In working with wealthy people I've come to understand deeply that money does not make you happy because it is outside of you. You have to find the wealth inside of you, the joy inside of you. If you come into a relationship with the richness inside of you, that will eventually manifest on the outside. But if you work towards richness on the outside and not the inside, there's a disconnect. We see these great entertainers killing themselves, and we go, 'How can that happen?' They have Tonys and Grammys and Oscars, but they haven't taken themselves along with their success. There's an open dialogue about drugs, alcohol, and addiction on the show. How do you approach substance issues in people dealing with depression or anxiety?

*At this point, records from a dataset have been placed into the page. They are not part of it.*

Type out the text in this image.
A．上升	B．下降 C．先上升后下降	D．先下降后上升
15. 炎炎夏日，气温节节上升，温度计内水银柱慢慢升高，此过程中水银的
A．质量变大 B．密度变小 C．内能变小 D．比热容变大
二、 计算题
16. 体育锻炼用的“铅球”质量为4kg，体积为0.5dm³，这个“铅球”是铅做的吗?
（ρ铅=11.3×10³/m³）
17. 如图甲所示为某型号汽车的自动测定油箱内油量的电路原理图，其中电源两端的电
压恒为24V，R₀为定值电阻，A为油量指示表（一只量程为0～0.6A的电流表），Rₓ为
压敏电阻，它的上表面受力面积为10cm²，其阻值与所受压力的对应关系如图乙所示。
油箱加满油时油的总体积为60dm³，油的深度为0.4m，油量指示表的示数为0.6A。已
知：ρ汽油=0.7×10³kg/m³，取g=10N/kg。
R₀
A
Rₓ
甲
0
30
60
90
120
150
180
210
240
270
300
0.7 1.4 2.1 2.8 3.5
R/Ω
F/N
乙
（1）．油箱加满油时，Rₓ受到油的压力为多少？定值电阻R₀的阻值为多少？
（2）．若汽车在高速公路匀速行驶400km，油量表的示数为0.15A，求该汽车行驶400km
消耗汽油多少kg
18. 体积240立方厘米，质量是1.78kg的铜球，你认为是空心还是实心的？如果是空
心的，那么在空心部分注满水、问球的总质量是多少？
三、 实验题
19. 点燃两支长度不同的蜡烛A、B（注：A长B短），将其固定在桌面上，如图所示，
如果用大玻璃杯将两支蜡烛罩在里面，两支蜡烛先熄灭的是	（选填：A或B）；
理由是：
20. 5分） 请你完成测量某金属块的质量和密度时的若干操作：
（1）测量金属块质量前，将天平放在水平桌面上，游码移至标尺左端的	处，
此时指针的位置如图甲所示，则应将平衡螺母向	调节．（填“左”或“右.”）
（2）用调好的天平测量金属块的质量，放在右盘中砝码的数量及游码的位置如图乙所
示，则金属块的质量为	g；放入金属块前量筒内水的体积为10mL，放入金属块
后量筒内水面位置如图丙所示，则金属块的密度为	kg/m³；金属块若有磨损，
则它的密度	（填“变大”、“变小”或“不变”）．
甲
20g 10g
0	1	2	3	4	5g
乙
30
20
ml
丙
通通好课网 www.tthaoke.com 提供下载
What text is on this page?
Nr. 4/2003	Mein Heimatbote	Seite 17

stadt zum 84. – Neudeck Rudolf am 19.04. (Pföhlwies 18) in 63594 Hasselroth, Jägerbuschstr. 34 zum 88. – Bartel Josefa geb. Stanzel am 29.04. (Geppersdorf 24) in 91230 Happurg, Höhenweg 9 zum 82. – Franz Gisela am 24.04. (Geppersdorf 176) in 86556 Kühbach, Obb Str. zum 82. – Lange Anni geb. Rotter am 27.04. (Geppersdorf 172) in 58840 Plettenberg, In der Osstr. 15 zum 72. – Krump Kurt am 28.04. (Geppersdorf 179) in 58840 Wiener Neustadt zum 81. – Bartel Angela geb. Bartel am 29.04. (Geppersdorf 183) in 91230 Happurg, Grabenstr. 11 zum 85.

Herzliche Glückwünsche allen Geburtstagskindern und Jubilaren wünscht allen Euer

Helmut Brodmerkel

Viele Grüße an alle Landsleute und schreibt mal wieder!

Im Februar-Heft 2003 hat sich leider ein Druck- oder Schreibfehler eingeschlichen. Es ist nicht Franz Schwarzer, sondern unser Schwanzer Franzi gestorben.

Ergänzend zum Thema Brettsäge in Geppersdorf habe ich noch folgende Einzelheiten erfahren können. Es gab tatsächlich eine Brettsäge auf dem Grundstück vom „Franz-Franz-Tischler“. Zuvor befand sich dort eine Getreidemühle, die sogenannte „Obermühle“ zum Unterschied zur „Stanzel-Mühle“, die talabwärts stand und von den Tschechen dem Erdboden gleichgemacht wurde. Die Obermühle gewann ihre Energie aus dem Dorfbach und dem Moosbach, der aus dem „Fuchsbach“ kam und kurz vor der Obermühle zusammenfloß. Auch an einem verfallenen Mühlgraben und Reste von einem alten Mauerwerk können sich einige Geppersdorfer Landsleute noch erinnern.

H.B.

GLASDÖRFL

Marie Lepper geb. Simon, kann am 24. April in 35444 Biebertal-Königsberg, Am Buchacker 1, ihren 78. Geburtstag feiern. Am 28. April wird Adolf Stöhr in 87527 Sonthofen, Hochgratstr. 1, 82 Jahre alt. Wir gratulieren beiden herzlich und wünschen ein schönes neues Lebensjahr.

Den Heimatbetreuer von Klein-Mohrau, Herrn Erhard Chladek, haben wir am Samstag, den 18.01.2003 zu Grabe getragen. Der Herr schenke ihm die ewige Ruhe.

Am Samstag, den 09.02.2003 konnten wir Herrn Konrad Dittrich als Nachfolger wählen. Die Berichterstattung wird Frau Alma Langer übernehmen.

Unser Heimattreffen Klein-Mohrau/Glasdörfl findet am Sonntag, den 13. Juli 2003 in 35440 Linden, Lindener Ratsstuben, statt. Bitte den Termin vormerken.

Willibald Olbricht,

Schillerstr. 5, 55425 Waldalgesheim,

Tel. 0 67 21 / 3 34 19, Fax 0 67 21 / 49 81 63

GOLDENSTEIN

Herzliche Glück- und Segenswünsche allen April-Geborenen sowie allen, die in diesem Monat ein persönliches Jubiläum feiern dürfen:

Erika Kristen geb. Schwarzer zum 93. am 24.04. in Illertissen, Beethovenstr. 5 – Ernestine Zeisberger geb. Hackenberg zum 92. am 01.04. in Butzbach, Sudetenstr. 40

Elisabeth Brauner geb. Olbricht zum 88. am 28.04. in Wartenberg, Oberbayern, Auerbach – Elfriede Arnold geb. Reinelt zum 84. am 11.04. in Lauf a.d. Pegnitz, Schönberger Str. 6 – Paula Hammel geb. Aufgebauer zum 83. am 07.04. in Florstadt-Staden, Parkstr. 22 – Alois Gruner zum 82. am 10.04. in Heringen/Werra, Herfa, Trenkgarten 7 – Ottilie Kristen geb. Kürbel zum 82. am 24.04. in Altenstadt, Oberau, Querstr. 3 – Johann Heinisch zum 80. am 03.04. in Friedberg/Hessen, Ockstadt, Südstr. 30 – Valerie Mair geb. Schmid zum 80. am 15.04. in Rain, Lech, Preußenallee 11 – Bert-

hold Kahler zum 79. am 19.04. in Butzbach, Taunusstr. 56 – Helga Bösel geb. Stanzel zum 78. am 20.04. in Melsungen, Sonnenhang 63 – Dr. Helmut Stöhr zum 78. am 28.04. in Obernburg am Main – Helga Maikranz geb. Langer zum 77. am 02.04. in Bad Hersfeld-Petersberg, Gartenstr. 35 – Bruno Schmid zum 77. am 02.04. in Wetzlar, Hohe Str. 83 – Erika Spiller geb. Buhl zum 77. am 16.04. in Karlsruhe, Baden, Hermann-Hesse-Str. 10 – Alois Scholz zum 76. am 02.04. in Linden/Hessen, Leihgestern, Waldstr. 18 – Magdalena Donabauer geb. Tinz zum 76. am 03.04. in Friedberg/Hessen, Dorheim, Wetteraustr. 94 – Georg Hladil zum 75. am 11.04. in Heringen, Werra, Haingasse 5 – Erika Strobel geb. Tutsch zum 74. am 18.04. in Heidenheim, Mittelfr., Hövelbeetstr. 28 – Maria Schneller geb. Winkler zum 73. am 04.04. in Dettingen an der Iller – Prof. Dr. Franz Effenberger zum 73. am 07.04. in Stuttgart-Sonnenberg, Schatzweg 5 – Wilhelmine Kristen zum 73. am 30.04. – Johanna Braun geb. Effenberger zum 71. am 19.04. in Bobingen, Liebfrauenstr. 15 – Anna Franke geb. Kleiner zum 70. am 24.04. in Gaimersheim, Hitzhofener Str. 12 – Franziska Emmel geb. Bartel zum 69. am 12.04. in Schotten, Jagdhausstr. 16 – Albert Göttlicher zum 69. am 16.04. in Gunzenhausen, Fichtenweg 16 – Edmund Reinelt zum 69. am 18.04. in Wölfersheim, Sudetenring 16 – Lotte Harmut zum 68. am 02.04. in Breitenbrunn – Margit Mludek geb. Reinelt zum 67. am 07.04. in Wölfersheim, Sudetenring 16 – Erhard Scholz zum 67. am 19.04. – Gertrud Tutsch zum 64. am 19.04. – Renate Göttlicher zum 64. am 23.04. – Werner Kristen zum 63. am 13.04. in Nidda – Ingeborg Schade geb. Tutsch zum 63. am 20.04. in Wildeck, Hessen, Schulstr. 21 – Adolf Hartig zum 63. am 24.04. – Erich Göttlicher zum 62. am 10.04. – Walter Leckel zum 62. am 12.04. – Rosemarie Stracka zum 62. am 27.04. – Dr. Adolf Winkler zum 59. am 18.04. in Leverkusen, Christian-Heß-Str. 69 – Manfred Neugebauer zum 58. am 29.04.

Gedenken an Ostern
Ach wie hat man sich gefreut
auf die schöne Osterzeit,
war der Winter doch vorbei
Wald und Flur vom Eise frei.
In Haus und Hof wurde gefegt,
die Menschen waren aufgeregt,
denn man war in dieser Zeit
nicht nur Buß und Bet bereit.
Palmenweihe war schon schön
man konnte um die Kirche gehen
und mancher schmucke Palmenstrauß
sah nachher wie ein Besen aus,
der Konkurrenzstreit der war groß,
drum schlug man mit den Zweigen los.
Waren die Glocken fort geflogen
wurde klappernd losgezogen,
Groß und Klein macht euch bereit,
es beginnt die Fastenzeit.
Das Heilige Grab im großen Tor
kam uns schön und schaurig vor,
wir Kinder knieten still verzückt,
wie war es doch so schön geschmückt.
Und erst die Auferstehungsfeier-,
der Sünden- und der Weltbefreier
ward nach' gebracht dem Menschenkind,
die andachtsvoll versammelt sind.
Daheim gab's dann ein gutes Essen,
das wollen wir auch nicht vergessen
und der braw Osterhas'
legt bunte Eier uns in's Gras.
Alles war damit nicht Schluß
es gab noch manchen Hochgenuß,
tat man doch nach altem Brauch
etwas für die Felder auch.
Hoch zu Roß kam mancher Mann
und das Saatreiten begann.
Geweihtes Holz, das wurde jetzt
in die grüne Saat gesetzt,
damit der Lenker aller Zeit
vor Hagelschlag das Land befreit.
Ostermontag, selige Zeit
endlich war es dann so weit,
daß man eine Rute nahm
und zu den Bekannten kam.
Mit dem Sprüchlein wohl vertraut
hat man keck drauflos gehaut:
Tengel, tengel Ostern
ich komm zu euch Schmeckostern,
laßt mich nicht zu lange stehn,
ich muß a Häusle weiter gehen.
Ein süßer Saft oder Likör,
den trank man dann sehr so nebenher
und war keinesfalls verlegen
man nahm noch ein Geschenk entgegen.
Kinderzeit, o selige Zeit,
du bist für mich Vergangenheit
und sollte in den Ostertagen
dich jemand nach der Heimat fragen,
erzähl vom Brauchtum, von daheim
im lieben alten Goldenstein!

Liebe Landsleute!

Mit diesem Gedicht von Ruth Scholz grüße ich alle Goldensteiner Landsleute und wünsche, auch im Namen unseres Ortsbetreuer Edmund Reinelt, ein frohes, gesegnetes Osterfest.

[Drugs and alcohol] are a limited, ineffective way of dealing with your challenges, your concerns, your mental and emotional imbalances. It's a temporary escape and a form of medication, and I've seen so many artists get lost in it because it doesn't work. Because you have to keep doing it and keep doing it, and then you have to do more just to get the same effect. I believe [conquering addiction] is about finding techniques that uplift you without doing detriment to your body, so you can maintain that lifestyle and all the pressures that fame can bring. Most importantly, you have to be grounded in yourself.

How do you respond to artists that argue that sadness and depression aid in their creativity?
I think it's true. From my perspective, all art is dark. The dark feelings, the dark moods really are ripe for creativity. That's also why [creativity] is so therapeutic. To go into those dark moods and those dark feelings and express them is very therapeutic. Even with acting—to go through those dark moods that you personally go through and put them outside of yourself and into a character is very therapeutic. I would say they're correct.

You mentioned working on yourself. What does your mental health maintenance routine look like, and what do you suggest to others?
I practice yoga and meditation, and I've been doing that for over 30 years. I get up early, usually before the sun, and I mediate and do yoga and prayers for about two and a half hours a day. I also study the Akashic records. Then just in living, I'm always trying to be kind to others and be as conscious as I can in all of my interactions. I've tried to be very keen in my perceptions—what to do, what not to do, what to say, what not to say. My word, which I hope is never taken out of the dictionary, is "effective." That's where I live; I just want to be effective, especially in my communication. I think that ties very much into being a therapist because we very much have to be word masters. I can use one wrong word and really trigger something negative in a client. It also requires a sensitivity, so throughout the day I'm honing my skills and working on myself, because every second of the day is a gift. Today, tomorrow, is promised to no one, so the time I have I try to live consciously. There's a spiritual principle that if you give a tenth of your money to the divine you will be protected on Earth, but if you give a tenth of your day to the divine, then you'll be protected by the divine.